Das Grundgesetz sieht keine Frist für die Bildung einer neuen Bundesregierung vor. Nach früheren Wahlen vergingen vom Tag der Bundestagswahl bis zur Wahl einer neuen Regierung zwischen 24 Tagen (1969 und 1983) und 73 Tagen (1976). Die Parteien brauchten diese Zeit, um den Koalitionsvertrag auszuhandeln. Der neue Bundestag musste aber spätestens am 30. Tag nach der Wahl zusammenkommen - diesmal also spätestens am 22. Oktober. An diesem Tag – ein Dienstag – konstituierte sich tatsächlich der Bundestag neu. Die Bildung einer neuen Regierung hat mehr Zeit.

Könnte Deutschland irgendwann ohne Regierung dastehen?

Es wird immer eine Regierung geben - selbst dann, wenn sich die Parteien nicht auf eine Koalition einigen können, die eine Mehrheit im Bundestag hat. Zwar lief die Amtszeit von Kanzlerin und Regierung mit dem Zusammentritt des neuen Bundestags am 22. Oktober gemäß Grundgesetz aus - doch sie bleiben geschäftsführend im Amt, bis der Bundestag einen neuen Kanzler und eine neue Regierung wählt. Deswegen behalten nun wohl zunächst einmal auch die Minister der FDP ihr Amt, obwohl die Partei nicht mehr im Bundestag sitzt.

Was kann eine geschäftsführende Regierung ausrichten?

Ihr Handlungsspielraum ist eng, weil sie im Bundestag keine Mehrheit mehr hat. Das Land würde deswegen aber nicht gleich ins Chaos stürzen: Schließlich behalten alle bisherigen Gesetze ihre Gültigkeit. Neue Gesetzesvorhaben lägen aber weitgehend auf Eis - was spätestens dann akut problematisch würde, wenn der Bundeshaushalt verabschiedet werden muss. Auch hier gibt es allerdings Übergangsregelungen.

Und wie könnte es dann weitergehen?

Das Grundgesetz ließe es zu, dass die Union eine Minderheitsregierung bildet und sich im Bundestag je nach Thema wechselnde Mehrheiten sucht.

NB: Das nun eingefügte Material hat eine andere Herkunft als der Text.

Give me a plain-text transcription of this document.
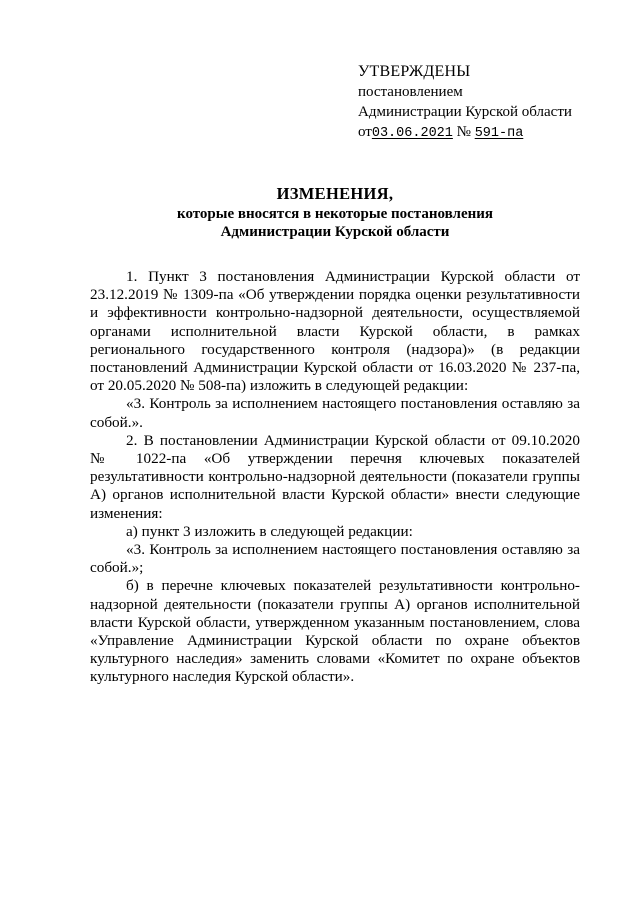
УТВЕРЖДЕНЫ
постановлением
Администрации Курской области
от03.06.2021 № 591-па
ИЗМЕНЕНИЯ,
которые вносятся в некоторые постановления
Администрации Курской области

1. Пункт 3 постановления Администрации Курской области от 23.12.2019 № 1309-па «Об утверждении порядка оценки результативности и эффективности контрольно-надзорной деятельности, осуществляемой органами исполнительной власти Курской области, в рамках регионального государственного контроля (надзора)» (в редакции постановлений Администрации Курской области от 16.03.2020 № 237-па, от 20.05.2020 № 508-па) изложить в следующей редакции:

«3. Контроль за исполнением настоящего постановления оставляю за собой.».

2. В постановлении Администрации Курской области от 09.10.2020 № 1022-па «Об утверждении перечня ключевых показателей результативности контрольно-надзорной деятельности (показатели группы А) органов исполнительной власти Курской области» внести следующие изменения:

а) пункт 3 изложить в следующей редакции:

«3. Контроль за исполнением настоящего постановления оставляю за собой.»;

б) в перечне ключевых показателей результативности контрольно-надзорной деятельности (показатели группы А) органов исполнительной власти Курской области, утвержденном указанным постановлением, слова «Управление Администрации Курской области по охране объектов культурного наследия» заменить словами «Комитет по охране объектов культурного наследия Курской области».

Merkel hat eine solche Option aber ausgeschlossen, weil sie ihr zu instabil erscheint. Der letzte Ausweg wären Neuwahlen: Dafür müsste die Bundespräsident den Bundestag auflösen. Dies kann er tun, wenn die Wahl eines neuen Kanzlers drei Mal an mangelnden Mehrheiten scheitert oder wenn ein Kanzler im Bundestag die Vertrauensfrage stellt und dafür keine Mehrheit findet.

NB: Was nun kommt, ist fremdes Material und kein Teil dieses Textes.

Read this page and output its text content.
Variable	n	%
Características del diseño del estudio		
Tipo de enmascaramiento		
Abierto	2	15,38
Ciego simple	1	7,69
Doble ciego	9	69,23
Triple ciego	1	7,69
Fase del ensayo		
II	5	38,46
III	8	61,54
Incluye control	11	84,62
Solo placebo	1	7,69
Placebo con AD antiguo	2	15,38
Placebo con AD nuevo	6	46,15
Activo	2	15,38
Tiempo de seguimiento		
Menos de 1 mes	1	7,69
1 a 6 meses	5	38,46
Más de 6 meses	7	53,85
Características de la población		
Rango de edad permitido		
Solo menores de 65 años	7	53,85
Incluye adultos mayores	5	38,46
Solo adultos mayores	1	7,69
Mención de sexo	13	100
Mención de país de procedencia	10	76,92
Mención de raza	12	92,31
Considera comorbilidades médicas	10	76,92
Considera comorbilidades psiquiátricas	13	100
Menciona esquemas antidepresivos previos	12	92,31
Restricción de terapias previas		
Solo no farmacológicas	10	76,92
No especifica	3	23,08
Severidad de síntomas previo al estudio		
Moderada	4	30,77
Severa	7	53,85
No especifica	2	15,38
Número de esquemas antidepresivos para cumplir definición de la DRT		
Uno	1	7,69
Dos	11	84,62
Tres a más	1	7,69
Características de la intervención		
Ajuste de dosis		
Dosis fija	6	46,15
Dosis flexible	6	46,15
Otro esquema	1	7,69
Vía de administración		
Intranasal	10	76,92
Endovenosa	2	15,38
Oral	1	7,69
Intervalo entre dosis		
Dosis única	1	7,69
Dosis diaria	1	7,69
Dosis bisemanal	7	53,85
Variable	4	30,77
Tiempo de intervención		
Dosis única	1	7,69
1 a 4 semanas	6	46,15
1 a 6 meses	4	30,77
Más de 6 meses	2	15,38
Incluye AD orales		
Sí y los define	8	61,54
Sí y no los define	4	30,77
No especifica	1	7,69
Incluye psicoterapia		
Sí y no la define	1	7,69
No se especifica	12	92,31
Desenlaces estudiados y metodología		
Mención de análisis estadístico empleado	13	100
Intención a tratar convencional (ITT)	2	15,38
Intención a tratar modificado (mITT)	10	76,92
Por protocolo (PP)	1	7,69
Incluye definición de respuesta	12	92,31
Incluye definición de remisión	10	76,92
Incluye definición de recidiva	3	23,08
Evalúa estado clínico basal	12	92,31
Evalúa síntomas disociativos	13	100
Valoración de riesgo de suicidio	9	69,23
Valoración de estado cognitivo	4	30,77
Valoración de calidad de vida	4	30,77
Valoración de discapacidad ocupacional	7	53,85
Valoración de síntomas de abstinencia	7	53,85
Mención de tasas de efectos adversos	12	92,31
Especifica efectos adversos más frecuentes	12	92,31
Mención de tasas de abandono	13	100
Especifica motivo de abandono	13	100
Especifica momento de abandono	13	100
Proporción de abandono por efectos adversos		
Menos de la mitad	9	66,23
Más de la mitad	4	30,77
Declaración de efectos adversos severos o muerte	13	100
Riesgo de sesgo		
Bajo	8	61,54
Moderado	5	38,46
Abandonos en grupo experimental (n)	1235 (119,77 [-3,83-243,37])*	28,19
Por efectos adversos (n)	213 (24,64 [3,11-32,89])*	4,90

Von den acht Stellvertretern Gysis sollen sechs die Leiter der einzelnen Fachbereiche sein. Zusätzlich sollte der frühere Bundesgeschäftsführer Dietmar Bartsch einen herausgehobenen Stellvertreterposten bekommen. Insgesamt sah der Kompromiss also acht Vize-Fraktionschefs vor. Als Vizepräsidentin des Bundestags nominierte die Linksfraktion erneut Petra Pau.

Gysi wird bei einer großen Koalition Oppositionsführer, weil die Linke bei der Bundestagswahl im September trotz Verlusten erstmals drittstärkste Kraft wurde. Das würde beispielsweise bedeuten, dass der Linksfraktionschef künftig auf Regierungserklärungen von Bundeskanzlerin Angela Merkel (CDU) antworten würde.

Die Linksfraktion machte SPD und Grünen bei der Klausurtagung erneut ein Kooperationsangebot für die Zeit vor der Regierungsbildung. Sie will dazu möglichst schnell nach der Konstituierung des Bundestags am 22. Oktober fünf Anträge in den Bundestag einbringen. Dabei geht es unter anderem um die Einführung eines gesetzlichen Mindestlohns, die Abschaffung des Betrauungsgelds und die vollständige Gleichstellung homosexueller Partnerschaften mit der Ehe.